Pour l’administration du travail,  « l’utilisation du CICE est donc possible pour le financement de l’amélioration de la compétitivité des entreprises éligibles à travers notamment, des efforts en matière :

  • d’investissement ;
  • de recherche
  • d’innovation ;
  • de formation;
  • de recrutement ;
  • de prospection de nouveaux marchés ;
  • de transition écologique et énergétique ;
  • de reconstitution de leur fonds de roulement.

En revanche, l’utilisation du CICE est prohibée pour :

  • financer une hausse de la part des bénéfices distribués ;
  • augmenter les rémunérations des personnes exerçant des fonctions de direction dans l’entreprise ».

A la suite, il est en droit d’exercer un véritable droit de regard sur l’affectation des sommes découlant du CICE avec, en cas de doute sur l’utilisation des montants en adéquation avec leur objet, quand bien même le doute ne porte que sur une partie de la somme, possibilité au comité d’entreprise de demander des précisions à l’employeur, demande inscrite de plein droit à l’ordre du jour de la prochaine réunion.

Si les fonds sont correctement utilisés ou si les explications fournies par la société sont jugées satisfaisantes par le comité d’entreprise, un vote est organisé (logiquement favorable) et rendez-vous l’année prochaine.

En revanche, en cas de désaccord ou d’utilisation « non adaptée », le comité d’entreprise est en droit d’établir un rapport qu’il peut transmettre à l’employeur et au comité régional de suivi du crédit d’impôt et, s’il en décide ainsi à la majorité, aux organes dirigeants de l’entreprise.

Et maintenant, en pratique, on fait quoi ?

Et bien une réunion du comité d’entreprise a été organisée au mois de juin avec à l’ordre du jour : «  information et consultation du comité d’entreprise sur l’utilisation du CICE ».

Lors dudit comité, le Président a pu, à l’aide du bilan comptable, démontrer que la société avait ouvert droit à un crédit d’impôt, calculé sur la masse salariale, de X euros.

Il a été décidé d’affecter ce montant à la formation et au développement de la société.

Tout allait bien jusqu’au moment du vote, où est apparue une question d’un membre du comité d’entreprise : « nous sommes d’accord avec cette affectation mais comme vous me demandez de voter, je vous demande d’en justifier ».

Et là, la situation se bloque.

Comptablement, il est impossible de justifier de l’utilisation du CICE puisque le montant énoncé au bilan (quelle que soit la solution retenue à savoir crédit d’impôt ou affectation dans les dépenses salariales comme le préconise l’ordre des experts comptables), le montant du CICE ne peut être dispatché sur plusieurs comptes pour démontrer son affectation.
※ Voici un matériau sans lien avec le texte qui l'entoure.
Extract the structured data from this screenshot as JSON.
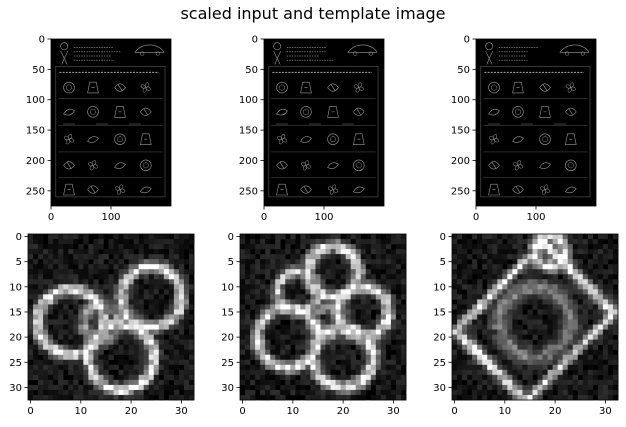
{
  "figure": {
    "title": "scaled input and template image",
    "background": "#ffffff"
  },
  "chart_data": [
    {
      "type": "heatmap",
      "content": "grayscale worksheet page (edge-detected)",
      "xlim": [
        0,
        200
      ],
      "ylim": [
        275,
        0
      ],
      "xticks": [
        0,
        100
      ],
      "yticks": [
        0,
        50,
        100,
        150,
        200,
        250
      ],
      "colormap": "gray"
    },
    {
      "type": "heatmap",
      "content": "grayscale worksheet page (edge-detected)",
      "xlim": [
        0,
        200
      ],
      "ylim": [
        275,
        0
      ],
      "xticks": [
        0,
        100
      ],
      "yticks": [
        0,
        50,
        100,
        150,
        200,
        250
      ],
      "colormap": "gray"
    },
    {
      "type": "heatmap",
      "content": "grayscale worksheet page (edge-detected)",
      "xlim": [
        0,
        200
      ],
      "ylim": [
        275,
        0
      ],
      "xticks": [
        0,
        100
      ],
      "yticks": [
        0,
        50,
        100,
        150,
        200,
        250
      ],
      "colormap": "gray"
    },
    {
      "type": "heatmap",
      "content": "33x33 template: two overlapping rings",
      "xlim": [
        -0.5,
        32.5
      ],
      "ylim": [
        32.5,
        -0.5
      ],
      "xticks": [
        0,
        10,
        20,
        30
      ],
      "yticks": [
        0,
        5,
        10,
        15,
        20,
        25,
        30
      ],
      "colormap": "gray"
    },
    {
      "type": "heatmap",
      "content": "33x33 template: flower-like outline",
      "xlim": [
        -0.5,
        32.5
      ],
      "ylim": [
        32.5,
        -0.5
      ],
      "xticks": [
        0,
        10,
        20,
        30
      ],
      "yticks": [
        0,
        5,
        10,
        15,
        20,
        25,
        30
      ],
      "colormap": "gray"
    },
    {
      "type": "heatmap",
      "content": "33x33 template: diagonal diamond outline",
      "xlim": [
        -0.5,
        32.5
      ],
      "ylim": [
        32.5,
        -0.5
      ],
      "xticks": [
        0,
        10,
        20,
        30
      ],
      "yticks": [
        0,
        5,
        10,
        15,
        20,
        25,
        30
      ],
      "colormap": "gray"
    }
  ]
}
Certes, l’employeur peut produire des factures de formation mais comment justifier que le montant est celui du CICE et non un montant d’ores et déjà prévu ou issue d’un autre apport ?

Voilà donc l’employeur obligé dans les textes pour bénéficier du CICE de démontrer au comité d’entreprise l’utilisation faite de ce crédit, obligé d’obtenir un vote du même comité, mais, en pratique, dans l’impossibilité de démontrer qu’il respecte la  loi et donc sous le coup d’un délit d’entrave vis-à-vis du CE et d’un rejet de l’administration pour défaut de vote…

Et maintenant on fait quoi ?

Sera-t-il possible un jour à nos gouvernants de réduire les charges des entreprises simplement, en baissant juste un taux, sans formalités, complexités etc. et simplifier enfin la vie de ces dernières, au bénéfice de la compétitivité ?

Pierre Groetz, juriste

   
Les propos et opinions exprimés dans cette rubrique « C’est votre point de vue » n’engagent que son auteur et ne présentent pas nécessairement des positions des Editions Tissot.